• Devant, et sur les flancs, lettre un peu péremptoire mais amicale au mouvement zadiste

    http://juralib.noblogs.org/2014/12/28/devant-et-sur-les-flancs-la-zad-est-un-moyen-de-faire-face-au-capit

    Que la petite bourgeoisie s’allie un temps au peuple dont elle est issue pour se forger une position dominante, n’est pas une première. Mais revenons à nos moutons : ce petit détour permet à présent de répondre à notre question initiale : qui sont les « pro » ? C’est par opposition à cette partie du mouvement que nous avons définie ensemble comme la nouvelle avant-garde du P.d.P., que nous pouvons définir l’alliance hétérogène des « pro », à Roybon, à Sivens, ou en Maurienne : vieux souteneurs de l’industrie, agriculteurs forcés à l’intensif depuis 50 ans et ne voyant plus d’autre voie, commerçants sans plan B, suivis d’une partie de leur main-d’œuvre prolétaire, et des partis qui les représentent ; ils forment l’arrière-garde du Parti du Progrès, ceux qui ont nourri la France d’après-guerre, mais qui ont loupé le virage des années 80, de l’innovation et de l’information.

    Ils ne sont pas fascistes, même si la xénophobie les traverse allègrement ; même pas forcément de droite, mais certainement tous productivistes. Laissés pour compte de la mondialisation, pas rentables, tout aussi sous perfusion de subventions étatiques que les allocataires RSA qu’ils montrent du doigt, ils vomissent les réformes sociétales et les taxes. Et s’ils se mobilisent, c’est parce qu’ils sentent bien que, derrière les zadistes, les peluts, les anti-tout, il y a le nouveau modèle des dominants, intellos, verts et technophiles, avec un vrai projet de société, leur relève en quelque sorte, qui va s’approprier leur territoire. Ce sont ces « extérieurs » qui représentent une menace réelle pour les pro.

    Avant et arrière-gardes, ces deux composantes encerclent les ZAD, et tout en l’ignorant, forment deux appendices du même animal : le Parti du Progrès, alias le capitalisme nouvelle vague. Nous, les anarchistes, les militants, les zadistes, nous sommes, pour l’instant, les mercenaires aveugles (et gratos) du P.d.P. On défriche, on ouvre une brèche, et on la tient un temps, comme dans les villes depuis 20 ans. Et contrairement à ce que nous laisse supposer la situation aujourd’hui, « pro » et « anti » peuvent très rapidement s’entendre sur plusieurs points :

    • un point technique d’abord : les écotechs expliqueront aux pécores qu’il faut opter pour un projet alternatif et durable ; qu’il faut plus de zones compensatoires, plus de CNDP ; ils négocieront via la FRAPNA, la FNSEA ou d’autres (tiens, c’est le cas en ce moment même, sous l’égide du gouvernement), et s’entendront sur un modus vivendi. Souvenons-nous que EELV a soutenu le TAV jusqu’en 2011, puis changé de camp pour réclamer, depuis, une autoroute maritime à la place d’une autoroute ferroviaire. Techniquement, tout devient possible.

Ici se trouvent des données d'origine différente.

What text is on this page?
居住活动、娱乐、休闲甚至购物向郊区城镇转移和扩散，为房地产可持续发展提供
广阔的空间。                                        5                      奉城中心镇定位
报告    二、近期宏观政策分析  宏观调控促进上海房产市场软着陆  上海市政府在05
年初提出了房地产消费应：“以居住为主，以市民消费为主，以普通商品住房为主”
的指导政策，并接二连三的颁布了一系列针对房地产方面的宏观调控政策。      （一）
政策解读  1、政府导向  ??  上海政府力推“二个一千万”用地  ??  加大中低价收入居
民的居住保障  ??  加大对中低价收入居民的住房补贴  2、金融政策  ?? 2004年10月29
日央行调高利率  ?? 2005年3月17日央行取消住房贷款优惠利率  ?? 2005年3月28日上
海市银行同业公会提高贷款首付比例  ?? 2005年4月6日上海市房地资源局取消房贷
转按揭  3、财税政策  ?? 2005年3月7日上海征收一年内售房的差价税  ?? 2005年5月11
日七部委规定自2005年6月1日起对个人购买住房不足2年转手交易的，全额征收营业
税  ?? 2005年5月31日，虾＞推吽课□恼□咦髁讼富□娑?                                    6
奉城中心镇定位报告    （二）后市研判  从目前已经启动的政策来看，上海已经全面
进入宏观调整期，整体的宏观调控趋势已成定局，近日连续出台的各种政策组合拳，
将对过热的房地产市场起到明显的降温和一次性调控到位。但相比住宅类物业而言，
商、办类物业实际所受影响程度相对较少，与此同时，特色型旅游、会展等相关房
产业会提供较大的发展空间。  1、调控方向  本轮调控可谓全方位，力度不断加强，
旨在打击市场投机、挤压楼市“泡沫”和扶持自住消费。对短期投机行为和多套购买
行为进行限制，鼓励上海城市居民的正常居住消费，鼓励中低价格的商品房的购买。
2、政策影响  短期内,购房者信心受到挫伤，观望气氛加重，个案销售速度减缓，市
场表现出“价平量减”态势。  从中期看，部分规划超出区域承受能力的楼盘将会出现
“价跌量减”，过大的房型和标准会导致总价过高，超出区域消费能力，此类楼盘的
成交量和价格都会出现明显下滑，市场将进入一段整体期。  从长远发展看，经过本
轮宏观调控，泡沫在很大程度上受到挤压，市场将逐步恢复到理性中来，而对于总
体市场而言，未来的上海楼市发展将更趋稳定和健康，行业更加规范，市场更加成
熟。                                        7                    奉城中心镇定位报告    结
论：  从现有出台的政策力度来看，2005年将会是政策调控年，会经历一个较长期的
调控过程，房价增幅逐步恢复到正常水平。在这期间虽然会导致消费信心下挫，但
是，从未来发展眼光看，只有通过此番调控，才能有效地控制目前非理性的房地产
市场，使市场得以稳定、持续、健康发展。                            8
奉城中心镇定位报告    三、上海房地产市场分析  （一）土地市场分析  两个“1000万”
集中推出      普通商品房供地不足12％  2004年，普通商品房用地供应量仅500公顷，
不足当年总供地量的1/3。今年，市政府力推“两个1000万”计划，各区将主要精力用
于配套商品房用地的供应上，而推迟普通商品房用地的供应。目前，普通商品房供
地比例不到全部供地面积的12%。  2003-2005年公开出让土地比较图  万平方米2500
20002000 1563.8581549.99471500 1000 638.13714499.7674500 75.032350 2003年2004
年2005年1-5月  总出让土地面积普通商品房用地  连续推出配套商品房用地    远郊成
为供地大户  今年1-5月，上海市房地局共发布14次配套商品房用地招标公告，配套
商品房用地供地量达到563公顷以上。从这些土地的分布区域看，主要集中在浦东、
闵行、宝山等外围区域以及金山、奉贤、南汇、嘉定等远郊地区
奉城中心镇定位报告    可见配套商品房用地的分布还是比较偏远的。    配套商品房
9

    • pragmatique : les zadistes sont encombrants et ingouvernables. Bref, pro et anti diront bientôt, et à l’unisson : « foutez le camp, on est chez nous », ou des variantes de gauche : « maintenant, il faut laisser place à la démocratie ». S. Royal, dans le Monde du 22/12/14 : « Quand une solution sera trouvée, il faudra que les occupants partent ». Nous sommes prévenus.

    On sait ce qui nous attend. À ce moment là, on sera seuls contre les réacs, les flics et les légalistes. Once again. Inutile de patienter poliment, de se forger une image médiatique de gentils jeunes, ou d’adorateurs des merveilles de Gaïa, on ne se fera balayer que plus rapidement. Si on rentre sur le champ de bataille de l’opinion publique, c’est toujours par tactique, non pour la gagner. Entre un front et l’autre, notre position est courageuse, mais glissante. Pour rester offensive, elle doit chercher la stratégie qui nous permette de gagner la bataille politique, derrière la bataille géographique. La ligne de crête que l’on doit voir dès maintenant dans le brouillard, entre pro et anti, c’est celle où l’on assume nos ambitions : la ZAD est un moyen de faire face au capitalisme, à l’industrie des flux, aux avant-postes de la métropole, auxquels nous opposons nos forces, en mettant en pratique notre idée du commun, la fusion de la vie collective et de la lutte politique. Chacun peut nous rejoindre, mais qu’ils sachent que nous ne serons ni les sauveurs de la France périphérique, ni les larbins des bourgeois métropolitains.